I wasn't sure if I met any deadlines and I was anxious for more than half of
the day because of that. Sitting there, in front of the monitor, tears were
flowing from my eyes, but I continued my work. I had to.
The week
before that was our final exam. I was anxious. I wanted to pass the first
semester without trouble, but I could not focus. The week was hell. I knew I
messed up my exams and I was not happy about it.
More than
four months before that, I was so hopeful to get that law school scholarship. I
prayed for it, told God I knew it was what He wanted me to do. Prayer heard; I
enrolled with no expenses to think about. We even received an allowance every
month for four months. However, during the same four months, there was not a
day I didn’t think about quitting. I had only four to five hours of sleep, my
eating habit was bad (unhealthy foods and late meals), I missed home and I was
stressed. I had to wake up at three in the morning, go to work until two in the
afternoon, then go to the library to read before the class at six. Then, I had to
make sure I had enough time to spend with my father.
I had no
time to breathe.
Law
school was fun, don't get me wrong. I loved meeting my classmates and our
professors were kind and fun. They weren't too strict. Probably because I
couldn't find my footing that I kept on stumbling. I told myself more than a
dozen times that it was okay, but I knew it wasn't. I kept reminding myself
that it was for the greater good, but what greater good? There were too many
violent protests around the world, too many crimes, the planet was in a climate
crisis, the poor were becoming poorer while 'leaders' were only
serving their own interests. What could I possibly do?
None.
Last
year, I had no permanent work. In April, I resigned from my employer of two years and 10
months and dedicated my unemployed self to volunteer work. In July, I
was able to contract a three-month job with payment of barely the minimum wage.

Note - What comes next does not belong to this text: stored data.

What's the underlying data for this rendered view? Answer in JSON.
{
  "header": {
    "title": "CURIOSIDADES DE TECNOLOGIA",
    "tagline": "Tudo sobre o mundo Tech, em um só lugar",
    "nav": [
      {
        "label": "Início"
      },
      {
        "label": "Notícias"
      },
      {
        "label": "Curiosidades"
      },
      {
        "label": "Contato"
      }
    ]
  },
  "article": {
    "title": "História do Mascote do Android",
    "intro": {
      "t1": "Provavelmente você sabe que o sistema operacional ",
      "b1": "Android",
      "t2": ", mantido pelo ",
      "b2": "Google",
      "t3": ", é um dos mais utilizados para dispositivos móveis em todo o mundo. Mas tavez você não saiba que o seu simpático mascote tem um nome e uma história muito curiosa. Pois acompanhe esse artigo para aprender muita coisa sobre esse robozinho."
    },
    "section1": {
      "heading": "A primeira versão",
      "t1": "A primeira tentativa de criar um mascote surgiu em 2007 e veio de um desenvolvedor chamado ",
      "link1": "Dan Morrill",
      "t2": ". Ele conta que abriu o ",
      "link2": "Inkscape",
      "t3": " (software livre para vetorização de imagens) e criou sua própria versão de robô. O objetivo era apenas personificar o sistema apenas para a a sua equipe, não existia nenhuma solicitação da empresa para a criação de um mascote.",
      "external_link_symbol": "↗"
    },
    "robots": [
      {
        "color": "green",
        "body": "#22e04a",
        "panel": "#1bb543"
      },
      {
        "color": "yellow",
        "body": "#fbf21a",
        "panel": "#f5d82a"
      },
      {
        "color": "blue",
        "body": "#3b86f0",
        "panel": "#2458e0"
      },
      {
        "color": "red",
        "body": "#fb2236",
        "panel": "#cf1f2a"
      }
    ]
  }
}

I enjoyed the work, but it was too exhausting. In November and December, I only
accepted one government part-time work which although paid me well, the wage
was delayed until January. During those months, I was lost and was hoping for a
job that I would love. As the eldest child, the burden of giving my family a better
life was a must for me. I had to do it.
Some
three years before that, in 2015, I graduated from college with flying colors. I
had to be honest: I wasn't happy. It was not because I graduated, but because I
knew I could have done better. And I was still regretting this: I should have
immediately looked for work in the media industry right after graduation. I
wanted to be a filmmaker. I wanted to tell stories, to show stories. However, I
made myself believe that there was also a good life in the province. Then I
found out I was only fooling myself. I did meet good people on my first job and
I had kept the friendship with them, but the thought never left. What
if...
It was in
2012 and I could still vividly remember that day. I was riding the bus on my
way to the university. The day was bright and clear, and so was my mind: I
wanted to die. It was selfish; I realized a few years after. But that day, I
was fervently wishing for the bus to get into an accident and just take my
life.
For weeks
before that, I thought of death and dying. I just wanted to leave this hell of
a life, but I could not do it myself. I had stared at the knife many times,
imagining what it felt on my skin. I thought about getting in front of a
vehicle, jumping off the window of our classroom from the fourth floor of the
college building…
I talked
about being suicidal to a friend who only laughed at me. My family was, at that
time, on the verge of breaking apart. I didn’t feel I belong to our class, I
felt like an outcast. I wanted to reach out to someone, but whenever I started
talking, everyone would also begin to talk; no one was willing to listen. It
was hell.
More than
seven years passed. I was still at war with myself. No, I never sought any
professional help because one, it was costly and two, I had no one to accompany
me. However, I became more aware of myself and my issues. I hadn’t been
properly diagnosed and only usually looked for distractions whenever I felt not
okay. I kept going.
Still, it
was scary. I was anxious. Honestly, I feared that I might not reach the age of
25. Since high school, I had a clear picture of what I wanted to happen in my
life, but whatever I desired never comes to fruition. I also never thought
about it when I get older. That was why the fear—the fear that I might either die of
accident or natural death or I’ll take my own life before 25.
And it
was only weeks before I turn 25. I was at peace with myself. I had no idea when
the chaos would strike again, but I was thankful that I was able to surpass the
past seven years. It was difficult, yes, but I had to go on with my life
because, despite the painful everything, I was curious—curious about what surprises
were there waiting for me. My future battles would be no less than hard compared
to recent years, but I had to keep fighting.